EASTWICK, Edward Backhouse

EASTWICK, Edward Backhouse. Warfield, Berkshire 13.3.1814 — Ventnor, Isle of Wight 16.7.1883. British Colonial Officer, Diplomat, Indologist and Oriental Scholar (Urdu and Persian). Son of sea-captain Robert William E. (1772-1865), brother of William Joseph E. (1808-1889; of I.C.S. and Council of India). Educated at Charterhouse and from 1832 at Merton College, Oxford, but broke off and joined the army. Arrived at Bombay on 5.6.1836 as a cadet of infantry. He learnt quickly local languages and passed in 1837-42 the examination of interpreter in Urdū, Hindī, Marāṭhī, Persian, Gujarātī, and Kannaḍa. At the same time he was Political Agent in Kathiavar and Upper Sind. In 1842 visited Nanjing in China. Because of ill-health he returned in 1843 to Europe and settled down in Frankfurt, where he learnt quickly German. In 1845 to England, where he became Professor of Urdu at Haileybury and in 1850 also librarian. In 1859 Assistant Political Secretary at India Office. In 1860 called to the bar, Middle Temple. From May 1860 secretary to British Embassy in Persia and consul in Tehran. In 1861 he travelled in Caspian provinces, in 1862 in Khurasan, and wrote reports of both journeys. He negotiated the contract of a telegraph line from Baghdad to British India and as recognition was conferred a C.B. In 1864 and 1867 he was Commissioner for settling a loan to the government of Venezuela and in 1866 private Secretary of State Secretary of India. In 1868-74 Conservative M.P. for the boroughs of Penryn and Falmouth. He visited India again three times, in 1875, 1877, and 1880, travelling widely, also in Burma, but these travels broke his health. M.A. 1875 Oxford. Married 1847 Rosina Jane Hunter, at least one son.

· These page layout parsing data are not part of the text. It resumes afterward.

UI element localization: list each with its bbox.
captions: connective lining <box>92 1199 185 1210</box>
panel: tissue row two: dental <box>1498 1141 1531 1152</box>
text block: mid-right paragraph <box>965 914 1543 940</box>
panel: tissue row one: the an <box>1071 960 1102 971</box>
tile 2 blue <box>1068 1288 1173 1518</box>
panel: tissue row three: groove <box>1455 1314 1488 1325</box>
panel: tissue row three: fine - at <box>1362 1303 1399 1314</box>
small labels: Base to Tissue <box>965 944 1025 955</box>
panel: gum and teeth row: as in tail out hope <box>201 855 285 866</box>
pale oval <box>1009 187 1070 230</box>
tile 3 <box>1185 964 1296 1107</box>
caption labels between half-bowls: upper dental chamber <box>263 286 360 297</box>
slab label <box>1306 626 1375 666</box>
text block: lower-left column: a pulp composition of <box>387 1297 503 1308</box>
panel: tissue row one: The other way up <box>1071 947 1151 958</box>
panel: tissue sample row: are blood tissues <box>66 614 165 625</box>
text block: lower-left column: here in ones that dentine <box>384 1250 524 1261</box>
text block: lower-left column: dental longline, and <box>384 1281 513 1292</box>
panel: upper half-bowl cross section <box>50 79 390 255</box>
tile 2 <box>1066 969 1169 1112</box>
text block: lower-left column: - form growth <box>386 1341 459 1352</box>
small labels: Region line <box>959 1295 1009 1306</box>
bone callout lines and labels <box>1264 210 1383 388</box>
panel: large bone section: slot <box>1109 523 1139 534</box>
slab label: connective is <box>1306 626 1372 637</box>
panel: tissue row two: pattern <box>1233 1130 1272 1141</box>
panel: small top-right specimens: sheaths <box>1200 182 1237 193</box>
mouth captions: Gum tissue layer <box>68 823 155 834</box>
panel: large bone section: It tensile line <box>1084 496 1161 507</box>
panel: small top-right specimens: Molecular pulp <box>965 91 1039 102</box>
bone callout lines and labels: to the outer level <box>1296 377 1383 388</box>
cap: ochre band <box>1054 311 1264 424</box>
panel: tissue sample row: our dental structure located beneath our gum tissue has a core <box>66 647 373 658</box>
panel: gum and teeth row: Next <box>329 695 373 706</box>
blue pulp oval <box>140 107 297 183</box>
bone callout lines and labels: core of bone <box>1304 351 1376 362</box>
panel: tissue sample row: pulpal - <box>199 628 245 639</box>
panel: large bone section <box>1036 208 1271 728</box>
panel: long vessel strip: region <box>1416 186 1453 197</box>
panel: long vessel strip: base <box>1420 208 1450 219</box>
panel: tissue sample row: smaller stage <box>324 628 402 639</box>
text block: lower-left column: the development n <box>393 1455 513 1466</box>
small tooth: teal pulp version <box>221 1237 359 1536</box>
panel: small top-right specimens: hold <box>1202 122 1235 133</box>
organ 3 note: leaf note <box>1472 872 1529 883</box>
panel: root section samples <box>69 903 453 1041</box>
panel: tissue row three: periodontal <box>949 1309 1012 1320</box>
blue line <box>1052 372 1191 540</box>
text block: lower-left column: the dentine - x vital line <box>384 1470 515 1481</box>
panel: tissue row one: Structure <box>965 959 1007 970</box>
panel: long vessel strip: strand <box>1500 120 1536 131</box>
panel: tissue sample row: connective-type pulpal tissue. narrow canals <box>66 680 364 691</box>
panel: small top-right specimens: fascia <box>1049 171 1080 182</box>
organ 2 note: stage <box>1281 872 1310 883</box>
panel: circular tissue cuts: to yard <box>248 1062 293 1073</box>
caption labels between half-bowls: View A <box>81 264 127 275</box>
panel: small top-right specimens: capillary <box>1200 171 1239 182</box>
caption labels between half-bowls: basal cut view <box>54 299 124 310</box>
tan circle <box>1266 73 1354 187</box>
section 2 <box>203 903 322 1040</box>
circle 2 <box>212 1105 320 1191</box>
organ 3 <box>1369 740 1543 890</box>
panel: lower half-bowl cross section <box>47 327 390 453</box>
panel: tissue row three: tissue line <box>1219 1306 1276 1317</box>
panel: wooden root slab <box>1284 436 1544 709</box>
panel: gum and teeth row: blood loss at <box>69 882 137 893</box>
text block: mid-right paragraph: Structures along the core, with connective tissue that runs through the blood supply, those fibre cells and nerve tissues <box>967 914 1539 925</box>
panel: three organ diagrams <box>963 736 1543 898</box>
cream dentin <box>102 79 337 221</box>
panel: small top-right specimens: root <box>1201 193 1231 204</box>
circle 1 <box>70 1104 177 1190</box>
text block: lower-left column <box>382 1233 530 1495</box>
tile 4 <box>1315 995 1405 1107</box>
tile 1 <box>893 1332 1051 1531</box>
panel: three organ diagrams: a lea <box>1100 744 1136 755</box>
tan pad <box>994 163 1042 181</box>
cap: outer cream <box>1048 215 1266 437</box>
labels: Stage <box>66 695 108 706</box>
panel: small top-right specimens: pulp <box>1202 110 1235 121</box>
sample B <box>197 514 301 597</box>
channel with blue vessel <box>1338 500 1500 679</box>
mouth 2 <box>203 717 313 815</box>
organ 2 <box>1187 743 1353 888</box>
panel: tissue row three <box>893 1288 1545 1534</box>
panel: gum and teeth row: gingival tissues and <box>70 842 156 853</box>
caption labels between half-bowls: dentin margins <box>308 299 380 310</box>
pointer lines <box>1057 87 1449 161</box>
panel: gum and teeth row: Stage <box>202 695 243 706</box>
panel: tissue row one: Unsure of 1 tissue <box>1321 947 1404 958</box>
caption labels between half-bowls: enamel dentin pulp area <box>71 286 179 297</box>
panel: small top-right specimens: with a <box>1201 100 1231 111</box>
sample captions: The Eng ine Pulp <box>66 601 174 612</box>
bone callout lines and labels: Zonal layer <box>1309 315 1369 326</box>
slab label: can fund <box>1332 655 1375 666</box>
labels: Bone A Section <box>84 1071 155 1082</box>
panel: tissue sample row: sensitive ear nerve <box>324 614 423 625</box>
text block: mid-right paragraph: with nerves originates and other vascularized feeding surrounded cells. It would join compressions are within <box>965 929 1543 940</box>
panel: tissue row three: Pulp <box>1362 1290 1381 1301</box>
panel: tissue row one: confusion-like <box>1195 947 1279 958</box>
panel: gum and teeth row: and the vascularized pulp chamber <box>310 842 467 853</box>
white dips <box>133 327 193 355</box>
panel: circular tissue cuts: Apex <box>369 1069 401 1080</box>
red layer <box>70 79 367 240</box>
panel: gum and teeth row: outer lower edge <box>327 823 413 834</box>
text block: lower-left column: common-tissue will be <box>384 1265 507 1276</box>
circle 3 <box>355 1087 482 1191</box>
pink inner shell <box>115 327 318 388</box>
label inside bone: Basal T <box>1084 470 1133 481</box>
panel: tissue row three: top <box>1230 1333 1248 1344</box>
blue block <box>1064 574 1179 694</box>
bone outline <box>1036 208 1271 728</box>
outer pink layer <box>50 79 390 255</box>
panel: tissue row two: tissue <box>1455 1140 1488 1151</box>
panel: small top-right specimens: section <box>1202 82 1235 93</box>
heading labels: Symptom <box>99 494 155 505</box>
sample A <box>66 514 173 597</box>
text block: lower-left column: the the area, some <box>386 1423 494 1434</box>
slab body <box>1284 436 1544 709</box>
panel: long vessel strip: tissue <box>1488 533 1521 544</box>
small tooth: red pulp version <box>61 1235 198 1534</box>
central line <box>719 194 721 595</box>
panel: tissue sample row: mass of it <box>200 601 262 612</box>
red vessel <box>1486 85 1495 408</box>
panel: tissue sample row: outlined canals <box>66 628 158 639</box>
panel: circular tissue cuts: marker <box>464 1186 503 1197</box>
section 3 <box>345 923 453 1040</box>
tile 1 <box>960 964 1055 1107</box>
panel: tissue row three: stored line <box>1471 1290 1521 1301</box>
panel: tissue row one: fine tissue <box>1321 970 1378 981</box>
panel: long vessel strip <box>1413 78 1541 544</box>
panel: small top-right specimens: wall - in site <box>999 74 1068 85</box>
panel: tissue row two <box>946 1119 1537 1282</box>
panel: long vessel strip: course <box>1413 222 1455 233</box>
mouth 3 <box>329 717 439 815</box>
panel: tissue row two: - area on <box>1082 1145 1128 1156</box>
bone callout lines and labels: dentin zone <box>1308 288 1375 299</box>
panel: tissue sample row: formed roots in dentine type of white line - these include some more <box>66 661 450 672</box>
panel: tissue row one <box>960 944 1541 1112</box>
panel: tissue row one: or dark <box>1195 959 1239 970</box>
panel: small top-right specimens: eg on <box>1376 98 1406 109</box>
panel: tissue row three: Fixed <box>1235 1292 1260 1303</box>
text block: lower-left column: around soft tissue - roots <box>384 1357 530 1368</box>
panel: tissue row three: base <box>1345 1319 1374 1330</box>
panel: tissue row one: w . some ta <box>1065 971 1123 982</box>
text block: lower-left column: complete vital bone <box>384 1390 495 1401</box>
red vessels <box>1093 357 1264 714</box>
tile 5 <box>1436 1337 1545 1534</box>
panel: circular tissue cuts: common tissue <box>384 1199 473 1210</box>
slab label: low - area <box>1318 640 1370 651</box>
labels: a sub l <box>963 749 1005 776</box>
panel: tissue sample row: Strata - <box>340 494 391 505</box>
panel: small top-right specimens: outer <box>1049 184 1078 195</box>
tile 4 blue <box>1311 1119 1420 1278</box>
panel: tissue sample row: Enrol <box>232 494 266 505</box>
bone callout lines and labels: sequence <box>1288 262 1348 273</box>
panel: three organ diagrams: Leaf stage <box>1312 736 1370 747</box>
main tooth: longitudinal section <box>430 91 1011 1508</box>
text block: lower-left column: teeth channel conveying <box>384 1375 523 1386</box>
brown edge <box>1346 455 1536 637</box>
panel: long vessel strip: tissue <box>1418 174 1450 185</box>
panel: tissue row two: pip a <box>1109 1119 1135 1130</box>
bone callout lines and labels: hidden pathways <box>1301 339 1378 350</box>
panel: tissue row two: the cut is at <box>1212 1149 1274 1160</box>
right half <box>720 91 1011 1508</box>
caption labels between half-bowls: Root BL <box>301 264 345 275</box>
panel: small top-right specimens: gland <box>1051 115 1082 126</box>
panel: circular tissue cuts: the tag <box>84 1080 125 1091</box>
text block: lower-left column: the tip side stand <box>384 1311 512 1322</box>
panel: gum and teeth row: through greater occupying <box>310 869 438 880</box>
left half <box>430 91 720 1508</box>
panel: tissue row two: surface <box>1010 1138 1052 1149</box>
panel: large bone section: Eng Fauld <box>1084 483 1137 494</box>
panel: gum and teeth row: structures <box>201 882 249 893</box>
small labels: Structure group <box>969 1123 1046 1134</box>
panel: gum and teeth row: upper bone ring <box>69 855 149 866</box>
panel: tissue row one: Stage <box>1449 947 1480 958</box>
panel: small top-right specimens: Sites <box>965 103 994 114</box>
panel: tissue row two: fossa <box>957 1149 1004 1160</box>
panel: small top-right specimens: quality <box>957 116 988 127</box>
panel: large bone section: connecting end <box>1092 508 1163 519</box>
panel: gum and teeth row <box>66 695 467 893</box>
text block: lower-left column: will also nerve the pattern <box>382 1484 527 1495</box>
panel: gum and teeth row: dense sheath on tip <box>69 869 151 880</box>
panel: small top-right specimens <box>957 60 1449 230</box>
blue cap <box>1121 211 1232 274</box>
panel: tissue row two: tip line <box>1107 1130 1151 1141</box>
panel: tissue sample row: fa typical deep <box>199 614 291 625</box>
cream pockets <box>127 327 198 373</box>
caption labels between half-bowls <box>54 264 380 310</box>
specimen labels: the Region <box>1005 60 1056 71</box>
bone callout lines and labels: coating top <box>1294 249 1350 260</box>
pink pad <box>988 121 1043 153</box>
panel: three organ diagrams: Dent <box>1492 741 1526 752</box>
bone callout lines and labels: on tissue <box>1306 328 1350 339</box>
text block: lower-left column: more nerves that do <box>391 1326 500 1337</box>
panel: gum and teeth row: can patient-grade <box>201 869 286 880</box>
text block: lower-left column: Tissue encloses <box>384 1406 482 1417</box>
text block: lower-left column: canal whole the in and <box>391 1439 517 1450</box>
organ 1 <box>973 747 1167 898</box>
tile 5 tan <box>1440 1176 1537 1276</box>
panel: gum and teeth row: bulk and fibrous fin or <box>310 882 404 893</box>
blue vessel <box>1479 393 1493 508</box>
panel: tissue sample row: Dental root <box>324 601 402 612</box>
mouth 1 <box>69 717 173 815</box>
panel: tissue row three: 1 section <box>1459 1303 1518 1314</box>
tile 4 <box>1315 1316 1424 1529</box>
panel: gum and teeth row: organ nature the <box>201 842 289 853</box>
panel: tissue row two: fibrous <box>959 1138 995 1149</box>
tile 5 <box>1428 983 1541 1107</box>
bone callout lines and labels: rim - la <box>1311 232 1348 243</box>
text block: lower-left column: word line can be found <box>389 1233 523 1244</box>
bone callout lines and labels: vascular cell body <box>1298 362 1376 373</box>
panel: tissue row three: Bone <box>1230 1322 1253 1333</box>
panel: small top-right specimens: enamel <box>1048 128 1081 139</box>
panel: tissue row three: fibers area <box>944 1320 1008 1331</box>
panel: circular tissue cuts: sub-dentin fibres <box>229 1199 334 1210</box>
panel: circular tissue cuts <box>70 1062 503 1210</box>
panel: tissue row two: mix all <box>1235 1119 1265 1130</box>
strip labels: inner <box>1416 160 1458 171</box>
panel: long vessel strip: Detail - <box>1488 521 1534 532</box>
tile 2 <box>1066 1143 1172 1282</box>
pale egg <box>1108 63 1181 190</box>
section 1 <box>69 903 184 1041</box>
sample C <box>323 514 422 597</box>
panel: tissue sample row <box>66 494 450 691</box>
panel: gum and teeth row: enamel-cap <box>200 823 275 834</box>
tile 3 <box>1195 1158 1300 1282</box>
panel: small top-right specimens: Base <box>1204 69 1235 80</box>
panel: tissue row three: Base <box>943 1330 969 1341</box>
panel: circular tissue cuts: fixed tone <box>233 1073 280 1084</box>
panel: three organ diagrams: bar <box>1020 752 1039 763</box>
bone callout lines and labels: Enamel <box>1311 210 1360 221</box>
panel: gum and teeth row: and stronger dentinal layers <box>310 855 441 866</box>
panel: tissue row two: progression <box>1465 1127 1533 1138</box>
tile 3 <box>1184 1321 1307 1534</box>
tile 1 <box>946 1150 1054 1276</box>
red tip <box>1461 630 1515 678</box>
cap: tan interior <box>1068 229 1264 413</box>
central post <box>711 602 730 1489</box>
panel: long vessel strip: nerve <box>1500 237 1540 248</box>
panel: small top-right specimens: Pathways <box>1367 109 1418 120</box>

Publications: “Translation, from the Persian, of the Kissah-i-Sanján; or History of the Arrival and Settlement of the Pársís in India”, JBRAS 1:4, 1842, 167-191; “Zartiusht Namah”, translation in J. Wilson’s Parsi Religion. Bombay 1843.

Sindhi Vocabulary. Lith. Bombay 1843, repr. in TrBAS.

Translated: Schiller: Revolt of the Netherlands. 1844, 2nd ed. 1846.

Translated Bopp’s A Comparative Grammar of the Sanskrit, Zend, Greek, Latin, Lithuanian, Gothic, German and Slavonic Languages. 1-3. London 1845-50.

A Concise Grammar of the Hindustani Language. 88 p. L. 1847, 2nd ed. 1854; The Bāgh o Bahār; or, The Garden and the Spring: Being the Adventures of King Āzad Bakht and Four Darweshes, Literally Translated from the Urdū of Mīr Amman of Dihlī. Hertford 1852, 2nd ed. 12+255 p. L. 1877.

The Prem Ságar; or the Ocean of Love, being a History of Kṛiṣhṇ, according to the tenth Chapter of the Bhágavat of Vyásadev, translated into Hindí from the Braj Bhákhá of Chaturbhuj Misr, by Lallú Lál, late Bhákhá Múnshí of the College of Fort William. A new edition with a Vocabulary. 240 p. Hertford 1851.

A Glance at Sind Before Napier or Dry Leaves from Young Egypt. L. 1849, 3rd ed. 1851.

Edited in Persian: The Gulistan (Rose-Garden) of Sadi with Vocabulary. 378 p. Hertford 1849; translated the same, 32+312 p. Hertford 1852.

Translated The Anwár-i Suhailí; or, the lights of Canopus; being the Persian version of the Fables of Pilpay. 27+650 p. Hertford 1854; Autobiography of Lutfullah, A Mohamedan Gentleman. 2nd ed. 12+435 p. L. 1857.

Catalogue of Ouseley Manuscripts in Bodleiana. 1852.

Edited in Urdū: Khirad-Afroz (the Illuminator of the Understanding by Maulawí Ḥafíẕu’d-dín. 14+322 p. Hertford 1857 (instead of it should be z with two dots under it).

Edited for the Bible Soc.: the Genesis in Dakhni. 1858.

Journal of a Diplomate’s Three Years’ Residence in Persia. 1-2. L. 1864; Venezuela, or, Sketches of life in a South American Republic. L. 1867-68.

Kaisar-namah-i-Hind. 1-2. 1878-82.

Handbooks for Madras (1878), Bombay (1880), Panjab and Kashmir (1883).

Articles in the Enc. Brit.: North-western Provinces, Oudh, Persia, Panjab, Sind, etc.